Salomone non chiede nulla per sé ma solo ciò che lo aiuterà a compiere la sua missione di giovane re. Questo piace al Signore che glielo concede con grandissima generosità. Gesù confermerà questa generosità di Dio: “Infatti colui che Dio ha mandato proferisce le parole di Dio e dà lo Spirito senza misura”. (Giovanni 3, 34). Ma subito il testo di 1 Re aggiunge: “Ti concedo anche quanto non hai domandato, cioè ricchezza e gloria come nessun re ebbe mai. Se poi camminerai nelle mie vie osservando i miei decreti e i miei comandi, come ha fatto Davide tuo padre, prolungherò anche la tua vita". (Re 3,13-14). Perché la Chiesa non ce lo fa ascoltare, ha paura che veniamo a Dio in modo troppo interessato? È vero che bisogna venire a Dio con intenzione pura come Salomone e perseverare in essa. Salomone ossia l’autore del libro della Sapienza riprende questo episodio dicendo: “Per questo pregai e mi fu elargita la prudenza; implorai e venne in me lo spirito della sapienza. La preferii a scettri e a troni, stimai un nulla la ricchezza al suo confronto; non la paragonai neppure a una gemma inestimabile, perché tutto l`oro al suo confronto è un pò di sabbia e come fango sarà valutato di fronte ad essa l`argento. L`amai più della salute e della bellezza, preferii il suo possesso alla stessa luce, perché non tramonta lo splendore che ne promana. Insieme con essa mi sono venuti tutti i beni; nelle sue mani è una ricchezza incalcolabile. Godetti di tutti questi beni, perché la sapienza li guida, ma ignoravo che di tutti essa è madre”. (Sapienza 7,7-12). È importante l’ultimo versetto: Dio è generosissimo ma i suoi doni separati dalla sapienza di Dio si ritorcono contro l’uomo. Mentre la Sapienza è madre della prosperità: “Cercate piuttosto il regno di Dio, e queste cose vi saranno date in aggiunta.” (Luca 12,31).
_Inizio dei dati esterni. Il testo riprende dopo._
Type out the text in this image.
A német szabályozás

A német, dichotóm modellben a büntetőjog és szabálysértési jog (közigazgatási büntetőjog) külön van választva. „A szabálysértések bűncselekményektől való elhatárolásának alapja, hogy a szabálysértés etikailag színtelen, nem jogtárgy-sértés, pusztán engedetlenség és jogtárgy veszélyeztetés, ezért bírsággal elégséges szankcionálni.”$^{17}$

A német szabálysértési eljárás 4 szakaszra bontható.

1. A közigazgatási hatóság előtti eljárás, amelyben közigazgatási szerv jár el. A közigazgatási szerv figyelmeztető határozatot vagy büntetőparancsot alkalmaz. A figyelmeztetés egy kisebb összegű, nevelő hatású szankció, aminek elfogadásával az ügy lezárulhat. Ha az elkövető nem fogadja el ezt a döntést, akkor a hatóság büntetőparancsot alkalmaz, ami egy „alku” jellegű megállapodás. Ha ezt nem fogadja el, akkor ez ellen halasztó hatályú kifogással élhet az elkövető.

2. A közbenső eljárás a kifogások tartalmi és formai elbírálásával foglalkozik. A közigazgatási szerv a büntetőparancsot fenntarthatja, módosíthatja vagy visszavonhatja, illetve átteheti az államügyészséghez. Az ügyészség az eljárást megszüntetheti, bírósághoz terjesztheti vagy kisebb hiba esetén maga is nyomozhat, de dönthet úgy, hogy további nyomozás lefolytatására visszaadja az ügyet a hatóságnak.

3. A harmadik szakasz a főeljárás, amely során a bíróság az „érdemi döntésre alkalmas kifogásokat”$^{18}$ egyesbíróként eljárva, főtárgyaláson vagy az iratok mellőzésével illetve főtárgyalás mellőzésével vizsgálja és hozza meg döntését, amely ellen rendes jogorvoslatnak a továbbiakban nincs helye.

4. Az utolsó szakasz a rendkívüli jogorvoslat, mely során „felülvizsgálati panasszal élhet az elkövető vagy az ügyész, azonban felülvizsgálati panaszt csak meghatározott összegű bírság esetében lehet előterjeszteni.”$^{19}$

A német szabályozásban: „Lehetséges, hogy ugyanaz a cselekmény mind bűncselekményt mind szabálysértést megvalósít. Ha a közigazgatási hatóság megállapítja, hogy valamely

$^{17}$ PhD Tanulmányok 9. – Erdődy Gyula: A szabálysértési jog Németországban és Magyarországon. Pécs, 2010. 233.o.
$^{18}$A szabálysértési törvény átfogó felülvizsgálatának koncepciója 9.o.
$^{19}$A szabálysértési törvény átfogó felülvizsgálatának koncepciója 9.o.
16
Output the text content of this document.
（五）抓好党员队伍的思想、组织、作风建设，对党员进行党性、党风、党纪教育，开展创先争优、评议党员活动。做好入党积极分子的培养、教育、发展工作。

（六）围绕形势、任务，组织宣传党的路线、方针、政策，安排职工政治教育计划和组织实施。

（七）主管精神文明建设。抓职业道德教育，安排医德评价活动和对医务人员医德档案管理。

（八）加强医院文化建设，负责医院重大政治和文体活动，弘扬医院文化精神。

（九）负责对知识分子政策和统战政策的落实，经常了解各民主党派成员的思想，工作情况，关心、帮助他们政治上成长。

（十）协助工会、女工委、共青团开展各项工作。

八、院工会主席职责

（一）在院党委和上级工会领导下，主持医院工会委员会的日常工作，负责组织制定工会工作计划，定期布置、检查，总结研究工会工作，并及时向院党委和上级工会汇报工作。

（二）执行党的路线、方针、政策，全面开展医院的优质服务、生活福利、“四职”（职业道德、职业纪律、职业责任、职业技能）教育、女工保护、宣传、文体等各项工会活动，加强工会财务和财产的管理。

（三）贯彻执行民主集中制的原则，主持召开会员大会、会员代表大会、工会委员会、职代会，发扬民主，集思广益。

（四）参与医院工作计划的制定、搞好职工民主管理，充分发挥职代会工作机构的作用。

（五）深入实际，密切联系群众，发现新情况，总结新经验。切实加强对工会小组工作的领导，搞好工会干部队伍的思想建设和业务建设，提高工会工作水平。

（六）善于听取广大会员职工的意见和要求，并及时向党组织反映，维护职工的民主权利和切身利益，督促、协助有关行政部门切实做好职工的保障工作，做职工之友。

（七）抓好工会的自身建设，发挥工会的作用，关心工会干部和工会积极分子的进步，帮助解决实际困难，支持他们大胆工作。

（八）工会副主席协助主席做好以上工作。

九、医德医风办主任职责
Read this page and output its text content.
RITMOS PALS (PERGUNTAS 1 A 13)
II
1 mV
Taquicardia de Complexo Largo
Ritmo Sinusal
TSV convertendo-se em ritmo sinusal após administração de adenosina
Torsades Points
Ma cosa è il Regno di Dio? Se chiedo a qualcuno forse non sa descriverlo. Cosa me ne dice il Vangelo? È un tesoro! È nascosto per cui si deve cercare. È talmente prezioso che vale infinitamente più di tutto ciò che possiedi! A questo punto si impongono domande: hai trovato questo tesoro? è vero oppure no? Se è vero ci credi? Se ci credi sei disposto a vendere tutto per procurarti questo Regno? Se no, perché?
Possiamo fermarci qui. Non scappare. Devi dare una risposta vitale per te.
San Paolo di fronte agli “alti e bassi della vita” ci consola e rafforza con una sua preziosa e potente esperienza: “tutto concorre al bene, per quelli che amano Dio, per coloro che sono stati chiamati secondo il suo disegno”.